Have not read about this yet. But I ask: What is a plasma if not a collection of electrons, ions and neutral atoms.
Yep, this string is about E & B in EM radiation. My objective is to find proof that light by itself, free of any solid state phenomena, does have E & B properties.
Am looking for a definitive way to prove that light, in and of itself, has E & B properties as "demanded" by the original question (restated below). To achieve this, it seems reasonable to eliminate systems (ie all states of matter) that are expected to complicate the experiment.ZapperZ said:Where did I say that? You, on the other hand, consider any light interaction with solids as not valid per light description. So the exclusion philosophy was on YOUR part, not mine.
Zz.
If I'm moaning, then yes, I'm moaning about the use of any state of matter to resolve whether or not light has E & B fields or as some prefer to think an electromagnetic field.ZapperZ said:It certainly is NOT a "solid state" device, which is what you were moaning about. So now, not only do you want to eliminate light interaction with solids, you want to eliminate its interactions with all matter! How convenient..
Zz.
ZapperZ said:No, it ISN'T about E and B in EM radiation. It was about why EM radiation was called that, way back before QFT, before photons, etc.. If you believe that light has no E and B components, then I suggest you come up with a formulation of your version of the theory of light to explain ALL of the observed phenomena and publish it. Then we'll talk. Till then, any further discussion on this belongs in the Theory Development section.
Zz.
Light is referred to as electromagnetic spectrum because it is a form of energy that can travel through space in the form of waves. These waves have both electric and magnetic components, hence the term "electromagnetic". The spectrum refers to the range of wavelengths of electromagnetic radiation, including visible light, radio waves, microwaves, infrared radiation, ultraviolet radiation, X-rays, and gamma rays.
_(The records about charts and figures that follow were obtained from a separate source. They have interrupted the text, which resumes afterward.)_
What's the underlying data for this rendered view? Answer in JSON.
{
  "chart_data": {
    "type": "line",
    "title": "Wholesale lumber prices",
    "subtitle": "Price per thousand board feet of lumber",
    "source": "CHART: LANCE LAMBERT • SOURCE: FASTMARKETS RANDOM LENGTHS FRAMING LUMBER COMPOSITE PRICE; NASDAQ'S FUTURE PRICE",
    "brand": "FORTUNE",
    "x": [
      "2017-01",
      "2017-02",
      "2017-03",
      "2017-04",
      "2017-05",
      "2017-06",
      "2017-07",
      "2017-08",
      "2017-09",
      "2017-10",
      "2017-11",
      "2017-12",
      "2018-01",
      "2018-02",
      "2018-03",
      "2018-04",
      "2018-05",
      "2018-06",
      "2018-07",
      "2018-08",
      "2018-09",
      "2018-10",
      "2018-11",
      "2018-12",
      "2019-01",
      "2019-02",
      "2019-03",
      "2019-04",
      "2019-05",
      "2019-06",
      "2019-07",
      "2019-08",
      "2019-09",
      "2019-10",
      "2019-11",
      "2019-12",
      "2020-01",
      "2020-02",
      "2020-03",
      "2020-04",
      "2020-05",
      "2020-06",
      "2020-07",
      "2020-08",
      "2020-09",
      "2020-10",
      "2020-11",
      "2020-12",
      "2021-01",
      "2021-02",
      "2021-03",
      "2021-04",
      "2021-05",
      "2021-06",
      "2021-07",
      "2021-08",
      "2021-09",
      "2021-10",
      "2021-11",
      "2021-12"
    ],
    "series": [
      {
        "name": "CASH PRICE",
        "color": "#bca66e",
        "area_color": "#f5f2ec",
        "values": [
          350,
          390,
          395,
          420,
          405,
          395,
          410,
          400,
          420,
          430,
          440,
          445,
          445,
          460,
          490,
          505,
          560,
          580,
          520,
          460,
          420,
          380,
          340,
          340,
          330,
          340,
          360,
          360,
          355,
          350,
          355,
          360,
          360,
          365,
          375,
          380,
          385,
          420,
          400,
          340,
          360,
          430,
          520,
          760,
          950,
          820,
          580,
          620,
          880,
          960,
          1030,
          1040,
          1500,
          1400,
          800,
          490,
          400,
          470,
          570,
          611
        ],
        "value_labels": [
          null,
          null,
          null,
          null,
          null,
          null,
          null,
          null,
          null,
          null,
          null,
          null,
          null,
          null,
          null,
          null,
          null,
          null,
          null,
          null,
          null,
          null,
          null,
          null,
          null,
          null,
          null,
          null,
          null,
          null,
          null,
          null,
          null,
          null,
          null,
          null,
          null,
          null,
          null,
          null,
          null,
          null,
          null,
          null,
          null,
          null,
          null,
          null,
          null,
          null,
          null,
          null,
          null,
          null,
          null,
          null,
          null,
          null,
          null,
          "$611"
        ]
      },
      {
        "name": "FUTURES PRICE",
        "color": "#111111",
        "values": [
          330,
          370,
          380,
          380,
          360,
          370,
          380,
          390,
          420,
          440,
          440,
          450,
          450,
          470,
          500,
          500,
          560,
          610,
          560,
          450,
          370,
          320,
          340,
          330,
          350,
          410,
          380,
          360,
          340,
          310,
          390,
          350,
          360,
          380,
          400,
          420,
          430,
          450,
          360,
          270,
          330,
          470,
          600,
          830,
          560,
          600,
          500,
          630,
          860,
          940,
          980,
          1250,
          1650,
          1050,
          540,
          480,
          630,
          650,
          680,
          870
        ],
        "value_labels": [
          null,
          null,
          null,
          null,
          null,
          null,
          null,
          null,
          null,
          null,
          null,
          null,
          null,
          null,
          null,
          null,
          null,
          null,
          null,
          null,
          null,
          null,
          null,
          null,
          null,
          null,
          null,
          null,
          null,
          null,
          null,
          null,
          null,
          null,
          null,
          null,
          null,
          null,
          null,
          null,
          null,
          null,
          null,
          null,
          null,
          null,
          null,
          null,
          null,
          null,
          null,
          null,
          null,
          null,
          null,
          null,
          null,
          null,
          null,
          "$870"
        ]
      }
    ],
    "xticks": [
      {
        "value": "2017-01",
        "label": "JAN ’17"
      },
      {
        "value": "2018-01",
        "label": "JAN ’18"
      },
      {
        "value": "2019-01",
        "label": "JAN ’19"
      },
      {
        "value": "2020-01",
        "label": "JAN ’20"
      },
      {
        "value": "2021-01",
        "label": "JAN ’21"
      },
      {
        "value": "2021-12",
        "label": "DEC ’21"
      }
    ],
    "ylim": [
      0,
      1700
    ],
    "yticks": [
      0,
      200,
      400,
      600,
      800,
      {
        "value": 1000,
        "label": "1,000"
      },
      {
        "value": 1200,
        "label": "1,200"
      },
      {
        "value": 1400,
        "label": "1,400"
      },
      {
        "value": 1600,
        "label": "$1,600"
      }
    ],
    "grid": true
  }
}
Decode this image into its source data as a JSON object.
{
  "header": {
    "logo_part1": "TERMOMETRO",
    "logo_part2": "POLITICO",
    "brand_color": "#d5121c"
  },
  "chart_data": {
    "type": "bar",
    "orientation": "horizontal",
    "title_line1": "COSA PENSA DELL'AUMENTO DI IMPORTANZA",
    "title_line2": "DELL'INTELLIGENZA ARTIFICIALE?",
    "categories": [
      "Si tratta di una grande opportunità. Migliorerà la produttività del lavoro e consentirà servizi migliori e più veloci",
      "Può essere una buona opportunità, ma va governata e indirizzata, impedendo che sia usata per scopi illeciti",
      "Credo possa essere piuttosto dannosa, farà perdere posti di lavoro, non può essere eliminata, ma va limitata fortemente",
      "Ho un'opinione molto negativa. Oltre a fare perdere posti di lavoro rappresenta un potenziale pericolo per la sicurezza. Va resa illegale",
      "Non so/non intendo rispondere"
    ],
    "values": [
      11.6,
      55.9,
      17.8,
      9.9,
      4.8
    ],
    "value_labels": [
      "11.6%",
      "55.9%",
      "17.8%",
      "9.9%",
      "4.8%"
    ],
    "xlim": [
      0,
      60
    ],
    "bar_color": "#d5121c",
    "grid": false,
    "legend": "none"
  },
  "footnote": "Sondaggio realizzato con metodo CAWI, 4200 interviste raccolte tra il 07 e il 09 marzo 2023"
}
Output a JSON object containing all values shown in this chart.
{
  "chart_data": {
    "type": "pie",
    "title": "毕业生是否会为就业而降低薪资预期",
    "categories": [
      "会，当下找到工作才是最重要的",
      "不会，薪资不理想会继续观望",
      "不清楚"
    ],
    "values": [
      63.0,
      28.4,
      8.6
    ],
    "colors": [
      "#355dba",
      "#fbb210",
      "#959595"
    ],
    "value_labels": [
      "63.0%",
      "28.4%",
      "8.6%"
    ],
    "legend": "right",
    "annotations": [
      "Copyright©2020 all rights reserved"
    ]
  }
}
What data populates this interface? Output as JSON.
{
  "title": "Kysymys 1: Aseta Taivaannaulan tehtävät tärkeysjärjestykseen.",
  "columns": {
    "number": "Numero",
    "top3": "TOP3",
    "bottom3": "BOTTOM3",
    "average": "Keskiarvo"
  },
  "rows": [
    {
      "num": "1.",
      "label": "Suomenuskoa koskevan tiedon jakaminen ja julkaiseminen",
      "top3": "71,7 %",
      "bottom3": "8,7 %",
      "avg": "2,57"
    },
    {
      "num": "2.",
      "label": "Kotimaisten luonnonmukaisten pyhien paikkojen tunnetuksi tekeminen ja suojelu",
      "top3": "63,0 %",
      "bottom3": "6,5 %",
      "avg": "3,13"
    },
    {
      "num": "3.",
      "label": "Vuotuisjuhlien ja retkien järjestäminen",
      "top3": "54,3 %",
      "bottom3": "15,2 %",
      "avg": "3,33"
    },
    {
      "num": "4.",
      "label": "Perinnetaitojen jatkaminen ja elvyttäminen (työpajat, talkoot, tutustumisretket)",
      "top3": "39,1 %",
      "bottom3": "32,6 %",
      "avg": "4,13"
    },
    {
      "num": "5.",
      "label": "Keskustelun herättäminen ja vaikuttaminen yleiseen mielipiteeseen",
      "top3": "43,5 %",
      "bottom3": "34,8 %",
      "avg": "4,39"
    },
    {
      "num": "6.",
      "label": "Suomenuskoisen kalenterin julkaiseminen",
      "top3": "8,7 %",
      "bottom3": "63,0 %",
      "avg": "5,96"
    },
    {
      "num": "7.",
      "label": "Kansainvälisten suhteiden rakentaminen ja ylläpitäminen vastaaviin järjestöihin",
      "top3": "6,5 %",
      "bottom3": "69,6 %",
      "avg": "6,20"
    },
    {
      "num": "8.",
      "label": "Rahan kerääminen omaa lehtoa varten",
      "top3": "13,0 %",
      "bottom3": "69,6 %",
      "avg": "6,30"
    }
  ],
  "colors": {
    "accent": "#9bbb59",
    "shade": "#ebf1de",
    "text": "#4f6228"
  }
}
The electromagnetic spectrum is a continuum of all the possible wavelengths of electromagnetic radiation, with light being a small portion of this spectrum. Light is a type of electromagnetic radiation that falls within the visible range of the spectrum, with wavelengths ranging from 400 to 700 nanometers. This means that light is a form of energy that is emitted and absorbed by charged particles and can travel through a vacuum at the speed of light.
The electromagnetic spectrum is important because it encompasses all forms of electromagnetic radiation, which are essential to our daily lives. Different forms of electromagnetic radiation have various uses, such as visible light for vision, radio waves for communication, microwaves for cooking, and X-rays for medical imaging. Understanding the spectrum allows us to harness these forms of energy for various applications.
The electromagnetic spectrum is measured in units of length called nanometers (nm) or meters (m), depending on the scale. The smaller the wavelength, the higher the frequency and energy of the electromagnetic radiation. The spectrum is divided into different regions based on these measurements, with visible light falling between the range of 400-700 nm.
No, we cannot see the entire electromagnetic spectrum with our naked eyes. Our eyes are only sensitive to a small portion of the spectrum, which is visible light. However, with the help of specialized equipment, we can detect and measure other forms of electromagnetic radiation, such as infrared and ultraviolet light, that are not visible to us. This allows us to study and utilize the full range of the electromagnetic spectrum.